In one of the biggest password re-use studies of its kind, an analysis of more than one billion leaked credentials has discovered that one out of every 142 passwords is the classic “123456” string.
The study, carried out last month by computer engineering student Ata Hakçıl, analyzed username and password combinations that leaked online after data breaches at various companies.
These “data dumps” have been around for more than half a decade, and have been piling up as new companies are getting hacked.
The data dumps are easily available online, on sites like GitHub or GitLab, or freely distributed via hacking forums and file-sharing portals.
Over the years, tech companies have been collecting these data dumps. For example, Google, Microsoft, and Apple, have collected leaked credentials to create in-house alert systems that warn users when they’re utilizing a “weak” or “common” password.
Furthermore, the Have I Been Pwned online service also works on top of these leaked data dumps and credentials.
Study results
Last month, Hakçıl, a Turkish student studying at a university in Cyprus, downloaded and analyzed more than one billion leaked credentials.
The main discovery was that the 1,000,000,000+ credentials dataset included only 168,919,919 unique passwords, of which more than 7 million were the “123456” string.

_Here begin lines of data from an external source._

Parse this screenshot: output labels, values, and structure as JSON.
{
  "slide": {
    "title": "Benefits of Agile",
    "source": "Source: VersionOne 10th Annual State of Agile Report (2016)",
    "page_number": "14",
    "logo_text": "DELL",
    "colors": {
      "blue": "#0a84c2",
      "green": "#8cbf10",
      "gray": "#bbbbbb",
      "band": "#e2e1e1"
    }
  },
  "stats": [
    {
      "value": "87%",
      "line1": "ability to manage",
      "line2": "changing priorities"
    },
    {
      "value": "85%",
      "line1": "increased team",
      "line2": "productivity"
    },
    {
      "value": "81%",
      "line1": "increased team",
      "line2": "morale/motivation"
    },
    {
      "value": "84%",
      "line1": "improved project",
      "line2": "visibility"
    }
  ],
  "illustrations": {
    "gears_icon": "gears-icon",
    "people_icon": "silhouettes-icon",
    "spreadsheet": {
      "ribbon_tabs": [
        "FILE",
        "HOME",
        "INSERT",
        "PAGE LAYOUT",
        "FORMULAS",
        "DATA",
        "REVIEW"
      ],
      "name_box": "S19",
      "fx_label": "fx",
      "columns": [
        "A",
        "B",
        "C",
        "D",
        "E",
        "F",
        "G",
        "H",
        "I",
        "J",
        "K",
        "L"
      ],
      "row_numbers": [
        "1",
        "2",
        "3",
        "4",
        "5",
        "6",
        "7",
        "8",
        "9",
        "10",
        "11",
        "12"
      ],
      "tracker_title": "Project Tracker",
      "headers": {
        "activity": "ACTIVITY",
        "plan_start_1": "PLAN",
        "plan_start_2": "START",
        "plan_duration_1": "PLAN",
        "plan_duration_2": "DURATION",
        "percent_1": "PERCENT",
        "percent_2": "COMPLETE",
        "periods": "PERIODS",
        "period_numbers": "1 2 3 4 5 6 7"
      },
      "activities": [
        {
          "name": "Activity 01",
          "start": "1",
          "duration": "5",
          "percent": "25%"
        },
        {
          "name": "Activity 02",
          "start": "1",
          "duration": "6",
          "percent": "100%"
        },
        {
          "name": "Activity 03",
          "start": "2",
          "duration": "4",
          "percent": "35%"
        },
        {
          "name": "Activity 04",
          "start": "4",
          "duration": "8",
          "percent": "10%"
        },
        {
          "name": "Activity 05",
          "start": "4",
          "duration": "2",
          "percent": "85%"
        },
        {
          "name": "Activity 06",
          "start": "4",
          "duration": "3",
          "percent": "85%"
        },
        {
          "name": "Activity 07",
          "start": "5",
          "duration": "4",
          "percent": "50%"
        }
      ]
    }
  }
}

This means that one out of every 142 passwords included in the sample Hakçıl analyzed was the weakest password known today — with the “123456” string being the most commonly reused password online for the past five years in a row, and counting.
In addition, Hakçıl also discovered that the average password length is usually of 9.48 characters, which isn’t good, but isn’t terrible either, as most security experts recommend using passwords as long as possible, and usually in the realm of 16 to 24 characters, or more.
But password length was not the only issue Hakçıl discovered. The Turkish researcher said that password complexity was also a problem, with only 12% of the passwords containing a special character.
In most cases, users chose simplistic passwords such as using only letters (29%) or numbers (13%). This meant that around 42% of all the passwords included in the 1 billion dataset were vulnerable to quick dictionary attacks that would allow threat actors to gain access to accounts without any effort or technical difficulty.
The study’s full results are available on GitHub, with a short summary below:
- From 1.000.000.000+ lines of dumps, 257.669.588 were filtered as either corrupt data(gibberish in improper format) or test accounts.
- 1 Billion credentials boil down to 168.919.919 passwords, and 393.386.953 usernames.
- Most common password is 123456. It covers roughly 0.722% of all the passwords. (Around 7 million times per billion)
- Most common 1000 passwords cover 6.607% of all the passwords.
- With most common 1 million passwords, hit-rate is at 36.28%, and with most common 10 million passwords hit rate is at 54.00%.
- Average password length is 9.4822 characters.
- 12.04% of passwords contain special characters.
- 28.79% of passwords are letters only.
- 26.16% of passwords are lowercase only.
- 13.37% of passwords are numbers only.
- 34.41% of all passwords end with digits, but only 4.522% of all passwords start with digits.